Sally ran and woke her mother, telling her to get dressed quickly while she went for the servants. On her way up, she knocked at Charlie's door. She came downstairs presently, settled the servants in the hall, and went up to her room to help her mother.
Then the firemen came with a tremendous clanging of bells and shrieking of whistles, reveling in noise. Sally laughed when she heard them, and her mother laughed with her, rather nervously. The rest of it was a sort of nightmare to Sally and she had no very distinct recollection of any part of it. There was great confusion, and firemen in the most unexpected places, and hose through the halls and on the stairs. Fox and Henrietta had packed their trunks and Patty had two pillows and a wire hair-brush, which she insisted upon carrying about with her.
Then they were ordered out, and Sally found herself out in the night and the cold amid the confusion of firemen and engines and horses and ice. For both Appletree and Box Elder streets seemed full of hose, which leaked at every pore and sent little streams of water on high, to freeze as soon as they fell and form miniature cascades of ice on which an old man—a young man, for that matter—might more easily slip and fall than not. It was very dark out there, the darkness only made more dense by the light from the lanterns of the firemen and the sparks from an engine that was roaring near. They were throwing water on the outside of the house—two streams; and Sally wondered why in the world they did it. There was no fire visible. Perhaps Fox would know. And she looked around.
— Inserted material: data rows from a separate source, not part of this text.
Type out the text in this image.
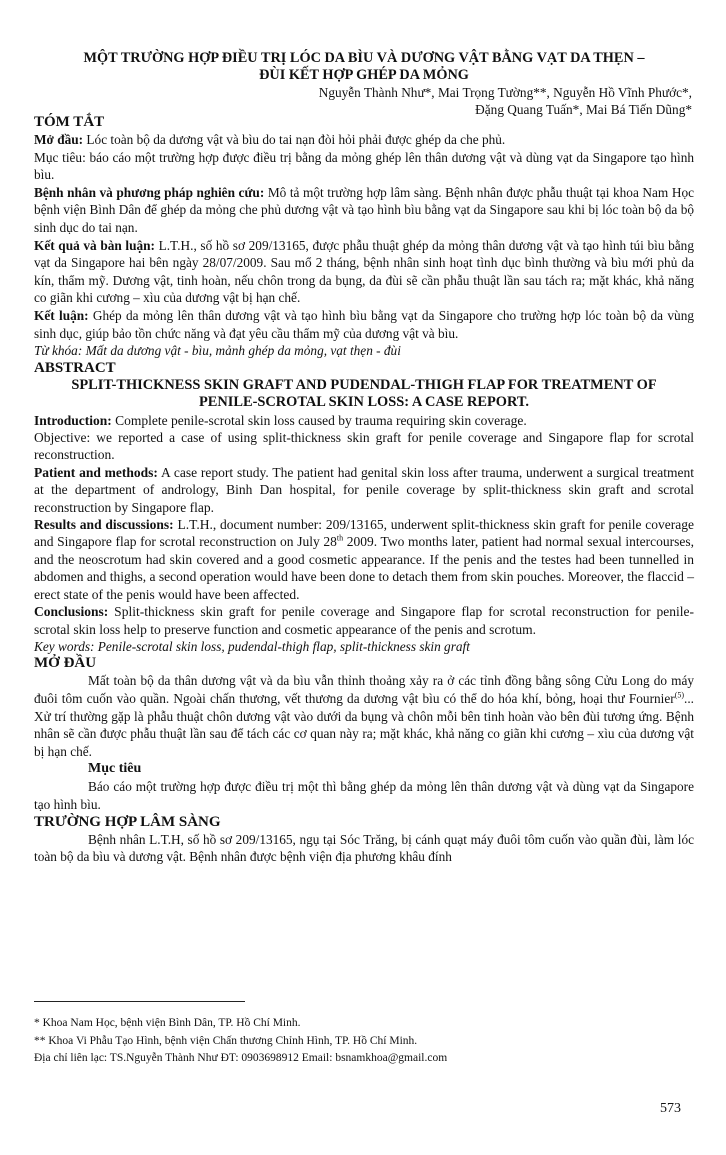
MỘT TRƯỜNG HỢP ĐIỀU TRỊ LÓC DA BÌU VÀ DƯƠNG VẬT BẰNG VẠT DA THẸN –
ĐÙI KẾT HỢP GHÉP DA MỎNG
Nguyễn Thành Như*, Mai Trọng Tường**, Nguyễn Hồ Vĩnh Phước*,
Đặng Quang Tuấn*, Mai Bá Tiến Dũng*
TÓM TẮT

Mở đầu: Lóc toàn bộ da dương vật và bìu do tai nạn đòi hỏi phải được ghép da che phủ.

Mục tiêu: báo cáo một trường hợp được điều trị bằng da mỏng ghép lên thân dương vật và dùng vạt da Singapore tạo hình bìu.

Bệnh nhân và phương pháp nghiên cứu: Mô tả một trường hợp lâm sàng. Bệnh nhân được phẫu thuật tại khoa Nam Học bệnh viện Bình Dân để ghép da mỏng che phủ dương vật và tạo hình bìu bằng vạt da Singapore sau khi bị lóc toàn bộ da bộ sinh dục do tai nạn.

Kết quả và bàn luận: L.T.H., số hồ sơ 209/13165, được phẫu thuật ghép da mỏng thân dương vật và tạo hình túi bìu bằng vạt da Singapore hai bên ngày 28/07/2009. Sau mổ 2 tháng, bệnh nhân sinh hoạt tình dục bình thường và bìu mới phủ da kín, thẩm mỹ. Dương vật, tinh hoàn, nếu chôn trong da bụng, da đùi sẽ cần phẫu thuật lần sau tách ra; mặt khác, khả năng co giãn khi cương – xìu của dương vật bị hạn chế.

Kết luận: Ghép da mỏng lên thân dương vật và tạo hình bìu bằng vạt da Singapore cho trường hợp lóc toàn bộ da vùng sinh dục, giúp bảo tồn chức năng và đạt yêu cầu thẩm mỹ của dương vật và bìu.

Từ khóa: Mất da dương vật - bìu, mảnh ghép da mỏng, vạt thẹn - đùi
ABSTRACT
SPLIT-THICKNESS SKIN GRAFT AND PUDENDAL-THIGH FLAP FOR TREATMENT OF
PENILE-SCROTAL SKIN LOSS: A CASE REPORT.

Introduction: Complete penile-scrotal skin loss caused by trauma requiring skin coverage.

Objective: we reported a case of using split-thickness skin graft for penile coverage and Singapore flap for scrotal reconstruction.

Patient and methods: A case report study. The patient had genital skin loss after trauma, underwent a surgical treatment at the department of andrology, Binh Dan hospital, for penile coverage by split-thickness skin graft and scrotal reconstruction by Singapore flap.

Results and discussions: L.T.H., document number: 209/13165, underwent split-thickness skin graft for penile coverage and Singapore flap for scrotal reconstruction on July 28th 2009. Two months later, patient had normal sexual intercourses, and the neoscrotum had skin covered and a good cosmetic appearance. If the penis and the testes had been tunnelled in abdomen and thighs, a second operation would have been done to detach them from skin pouches. Moreover, the flaccid – erect state of the penis would have been affected.

Conclusions: Split-thickness skin graft for penile coverage and Singapore flap for scrotal reconstruction for penile-scrotal skin loss help to preserve function and cosmetic appearance of the penis and scrotum.

Key words: Penile-scrotal skin loss, pudendal-thigh flap, split-thickness skin graft
MỞ ĐẦU

Mất toàn bộ da thân dương vật và da bìu vẫn thỉnh thoảng xảy ra ở các tỉnh đồng bằng sông Cửu Long do máy đuôi tôm cuốn vào quần. Ngoài chấn thương, vết thương da dương vật bìu có thể do hóa khí, bỏng, hoại thư Fournier$^{(5)}$... Xử trí thường gặp là phẫu thuật chôn dương vật vào dưới da bụng và chôn mỗi bên tinh hoàn vào bên đùi tương ứng. Bệnh nhân sẽ cần được phẫu thuật lần sau để tách các cơ quan này ra; mặt khác, khả năng co giãn khi cương – xìu của dương vật bị hạn chế.

Mục tiêu

Báo cáo một trường hợp được điều trị một thì bằng ghép da mỏng lên thân dương vật và dùng vạt da Singapore tạo hình bìu.

TRƯỜNG HỢP LÂM SÀNG

Bệnh nhân L.T.H, số hồ sơ 209/13165, ngụ tại Sóc Trăng, bị cánh quạt máy đuôi tôm cuốn vào quần đùi, làm lóc toàn bộ da bìu và dương vật. Bệnh nhân được bệnh viện địa phương khâu đính

* Khoa Nam Học, bệnh viện Bình Dân, TP. Hồ Chí Minh.
** Khoa Vi Phẫu Tạo Hình, bệnh viện Chấn thương Chỉnh Hình, TP. Hồ Chí Minh.
Địa chỉ liên lạc: TS.Nguyễn Thành Như ĐT: 0903698912 Email: bsnamkhoa@gmail.com
573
Their faces could just be made out, in the gloom; her mother and Charlie, Charlie with the bored look that he seemed to like to assume, copied after Everett; and Patty, still with her two pillows and her wire hair-brush, looking frightened, as she was; and Henrietta and Fox and the huddled group of the servants. She could not see Uncle John. There were not many spectators, which is not a matter for surprise. There is little interest in trying to watch a fire which one cannot see, late on a night which is cold enough to freeze one's ears or fingers, and the curbstone is but cold comfort.
Fox and Henrietta were talking together in low tones. "Fox," asked Sally, "do you know why they are throwing water on the outside of the house. For the life of me, I can't make out."
"For their own delectation, I suppose," he answered soberly. "It is a fireman's business—or part of it—to throw water on a building as well as all over the inside, when there is any excuse. Besides, the water, as it runs off the roof and all the little outs, forms very beautiful icicles which, no doubt, delight the fireman's professional eye. Think how pretty it will look to-morrow morning with the early sun upon it."
Sally chuckled. "I see them dimly," she returned, "but very dimly. They ought to have a search-light on them."
"I believe there is one," he observed. "They will have it going presently."